Arnd Peiffer reist vom Biathlon-Weltcup ab

Arnd Peiffer

Winter Short

Arnd Peiffer reist vom Biathlon-Weltcup ab

Arnd Peiffer reist vom Biathlon-Weltcup in Hochfilzen ab. Die deutsche Biathlon-Staffel der Frauen ist nominiert. Rodler Felix Loch kann sich vorstellen, bei den Olympischen Spielen 2026 an den Start zu gehen.

Peiffer verpasst Sprint und Verfolgung von Hochfilzen

Biathlon-Olympiasieger Arnd Peiffer verpasst beim Weltcup im österreichischen Hochfilzen den Sprint am Freitag (11.12.2020) und die Verfolgung am Samstag (12.12.2020). Der Niedersache ist aus "privaten Gründen" aus dem Alpen-Skiort abgereist. Das gab der Deutsche Ski-Verband am Freitag kurz vor dem Start des Sprints bekannt. Möglich sei aber, dass Peiffer nach Hochfilzen zurückkehre. Über einen Start des fünffachen Weltmeisters in der Staffel am Sonntag (13.12.2020) soll am Samstag entschieden werden.

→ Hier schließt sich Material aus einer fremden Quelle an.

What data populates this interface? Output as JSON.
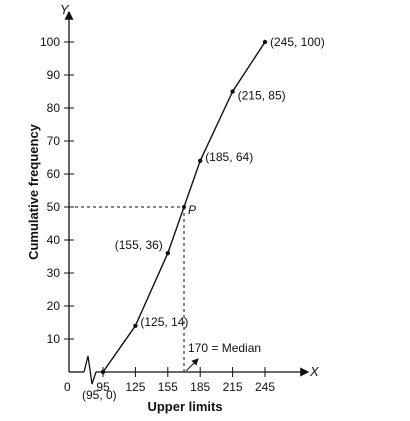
{
  "chart_data": {
    "type": "line",
    "title": "",
    "xlabel": "Upper limits",
    "ylabel": "Cumulative frequency",
    "x_axis_letter": "X",
    "y_axis_letter": "Y",
    "origin_label": "0",
    "xlim": [
      95,
      245
    ],
    "ylim": [
      0,
      100
    ],
    "x_ticks": [
      95,
      125,
      155,
      185,
      215,
      245
    ],
    "y_ticks": [
      10,
      20,
      30,
      40,
      50,
      60,
      70,
      80,
      90,
      100
    ],
    "x_tick_labels": [
      "95",
      "125",
      "155",
      "185",
      "215",
      "245"
    ],
    "y_tick_labels": [
      "10",
      "20",
      "30",
      "40",
      "50",
      "60",
      "70",
      "80",
      "90",
      "100"
    ],
    "grid": false,
    "series": [
      {
        "points": [
          {
            "x": 95,
            "y": 0,
            "label": "(95, 0)"
          },
          {
            "x": 125,
            "y": 14,
            "label": "(125, 14)"
          },
          {
            "x": 155,
            "y": 36,
            "label": "(155, 36)"
          },
          {
            "x": 185,
            "y": 64,
            "label": "(185, 64)"
          },
          {
            "x": 215,
            "y": 85,
            "label": "(215, 85)"
          },
          {
            "x": 245,
            "y": 100,
            "label": "(245, 100)"
          }
        ]
      }
    ],
    "median": {
      "x": 170,
      "y": 50,
      "point_label": "P",
      "annotation": "170 = Median"
    }
  }
}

Biathlon: Staffel der Frauen nominiert

Die deutschen Biathlon-Frauen gehen in der Besetzung Maren Hammerschmidt, Franziska Preuß, Janina Hettich und Denise Herrmann in die 4x6-Kilometer-Staffel am Samstag (12.12.2020, ab 11.45 Uhr) in Hochfilzen. Das gab der Deutsche Ski-Verband bekannt. Beim Sprint am Freitag wurde Preuß Dritte, Hettich Zwölfte, Herrmann und Hammerschmidt 32. und 33. Vanessa Hinz als 62. und Sophia Schneider als 79. verpassten dagegen die Verfolgung am Sonntag (13.12.2020).

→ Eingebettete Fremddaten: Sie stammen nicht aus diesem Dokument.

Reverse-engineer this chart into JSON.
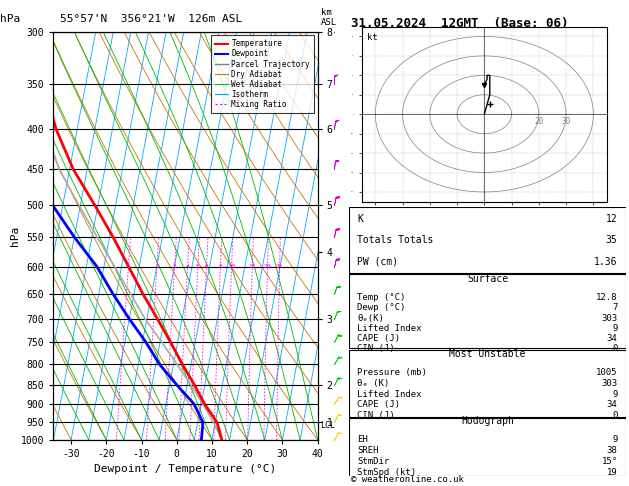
{
  "title_left": "55°57'N  356°21'W  126m ASL",
  "title_right": "31.05.2024  12GMT  (Base: 06)",
  "xlabel": "Dewpoint / Temperature (°C)",
  "ylabel_left": "hPa",
  "pressure_levels": [
    300,
    350,
    400,
    450,
    500,
    550,
    600,
    650,
    700,
    750,
    800,
    850,
    900,
    950,
    1000
  ],
  "xlim": [
    -35,
    40
  ],
  "skew": 22,
  "km_ticks": {
    "1": 950,
    "2": 850,
    "3": 700,
    "4": 575,
    "5": 500,
    "6": 400,
    "7": 350,
    "8": 300
  },
  "lcl_pressure": 960,
  "mixing_ratio_values": [
    1,
    2,
    3,
    4,
    5,
    6,
    8,
    10,
    15,
    20,
    25
  ],
  "temp_profile": {
    "temps": [
      12.8,
      10.5,
      6.0,
      2.0,
      -2.5,
      -7.0,
      -12.0,
      -17.5,
      -23.0,
      -29.0,
      -36.0,
      -44.0,
      -51.0,
      -57.0,
      -62.0
    ],
    "pressures": [
      1000,
      950,
      900,
      850,
      800,
      750,
      700,
      650,
      600,
      550,
      500,
      450,
      400,
      350,
      300
    ]
  },
  "dewpoint_profile": {
    "temps": [
      7.0,
      6.5,
      3.0,
      -3.0,
      -9.0,
      -14.0,
      -20.0,
      -26.0,
      -32.0,
      -40.0,
      -48.0,
      -54.0,
      -60.0,
      -62.0,
      -66.0
    ],
    "pressures": [
      1000,
      950,
      900,
      850,
      800,
      750,
      700,
      650,
      600,
      550,
      500,
      450,
      400,
      350,
      300
    ]
  },
  "parcel_profile": {
    "temps": [
      12.8,
      9.5,
      5.5,
      1.0,
      -4.0,
      -9.5,
      -15.5,
      -21.0,
      -27.0,
      -33.5,
      -40.5,
      -48.0,
      -54.0,
      -59.5,
      -64.5
    ],
    "pressures": [
      1000,
      950,
      900,
      850,
      800,
      750,
      700,
      650,
      600,
      550,
      500,
      450,
      400,
      350,
      300
    ]
  },
  "temp_color": "#ff0000",
  "dewp_color": "#0000ff",
  "parcel_color": "#aaaaaa",
  "isotherm_color": "#00aaff",
  "dry_adiabat_color": "#cc7700",
  "wet_adiabat_color": "#00bb00",
  "mixing_color": "#ff00ff",
  "info_box": {
    "K": 12,
    "Totals_Totals": 35,
    "PW_cm": 1.36,
    "Surf_Temp": 12.8,
    "Surf_Dewp": 7,
    "Surf_ThetaE": 303,
    "Surf_LI": 9,
    "Surf_CAPE": 34,
    "Surf_CIN": 0,
    "MU_Pressure": 1005,
    "MU_ThetaE": 303,
    "MU_LI": 9,
    "MU_CAPE": 34,
    "MU_CIN": 0,
    "Hodo_EH": 9,
    "Hodo_SREH": 38,
    "Hodo_StmDir": "15°",
    "Hodo_StmSpd": 19
  },
  "wind_barbs": [
    {
      "p": 1000,
      "u": -2,
      "v": -4,
      "color": "#ffcc00"
    },
    {
      "p": 950,
      "u": -2,
      "v": -4,
      "color": "#ffcc00"
    },
    {
      "p": 900,
      "u": -3,
      "v": -5,
      "color": "#ffcc00"
    },
    {
      "p": 850,
      "u": -3,
      "v": -6,
      "color": "#00cc00"
    },
    {
      "p": 800,
      "u": -4,
      "v": -7,
      "color": "#00cc00"
    },
    {
      "p": 750,
      "u": -4,
      "v": -8,
      "color": "#00cc00"
    },
    {
      "p": 700,
      "u": -3,
      "v": -8,
      "color": "#00cc00"
    },
    {
      "p": 650,
      "u": -3,
      "v": -9,
      "color": "#00cc00"
    },
    {
      "p": 600,
      "u": -2,
      "v": -9,
      "color": "#cc00cc"
    },
    {
      "p": 550,
      "u": -2,
      "v": -10,
      "color": "#cc00cc"
    },
    {
      "p": 500,
      "u": -2,
      "v": -10,
      "color": "#cc00cc"
    },
    {
      "p": 450,
      "u": -1,
      "v": -9,
      "color": "#cc00cc"
    },
    {
      "p": 400,
      "u": -1,
      "v": -8,
      "color": "#cc00cc"
    },
    {
      "p": 350,
      "u": 0,
      "v": -8,
      "color": "#cc00cc"
    },
    {
      "p": 300,
      "u": 0,
      "v": -7,
      "color": "#cc00cc"
    }
  ]
}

Rennrodeln: Felix Loch schielt nach Olympia 2026

Felix Loch jubelt über Sieg beim 2. Weltcup-Rennen der Saison

"Rodeln kann man doch lange", sagte der 31-Jährige dem "Münchner Merkur/tz": "Wenn es körperlich und gesundheitlich passt, sind die Spiele 2026 für mich machbar." Felix Loch fügte hinzu: "Wenn ich sehe, wie lange Georg Hackl oder ein Armin Zöggeler vorne mitgefahren sind, geht das auf jeden Fall."

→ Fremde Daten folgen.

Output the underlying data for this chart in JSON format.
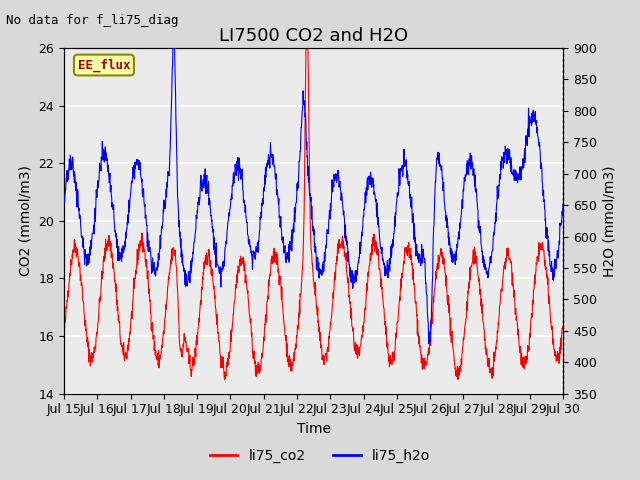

Loch wäre bei den Winterspielen in Mailand und Cortina d'Ampezzo 36 Jahre alt. "Den Spaß werde ich auf jeden Fall bis dahin nicht verlieren", versicherte er.

Der dreimalige Olympiasieger hatte nach 22-monatiger Durststrecke vor zwei Wochen den Saisonauftakt in Innsbruck gewonnen und anschließend auch im sächsischen Altenberg triumphiert. Das Berchtesgadener hatte im Sommer deutlich mehr trainiert und mit seinem Mentor Georg Hackl am Schlitten getüftelt. Für die Ende Januar stattfindende Heim-WM, die coronabedingt vom kanadischen Whistler an den Königssee verlegt wurde, will er versuchen, "so erfolgreich abzuschneiden wie 2016", sagte Loch. Damals hatte er im Einsitzer sowie in der Teamstaffel triumphiert.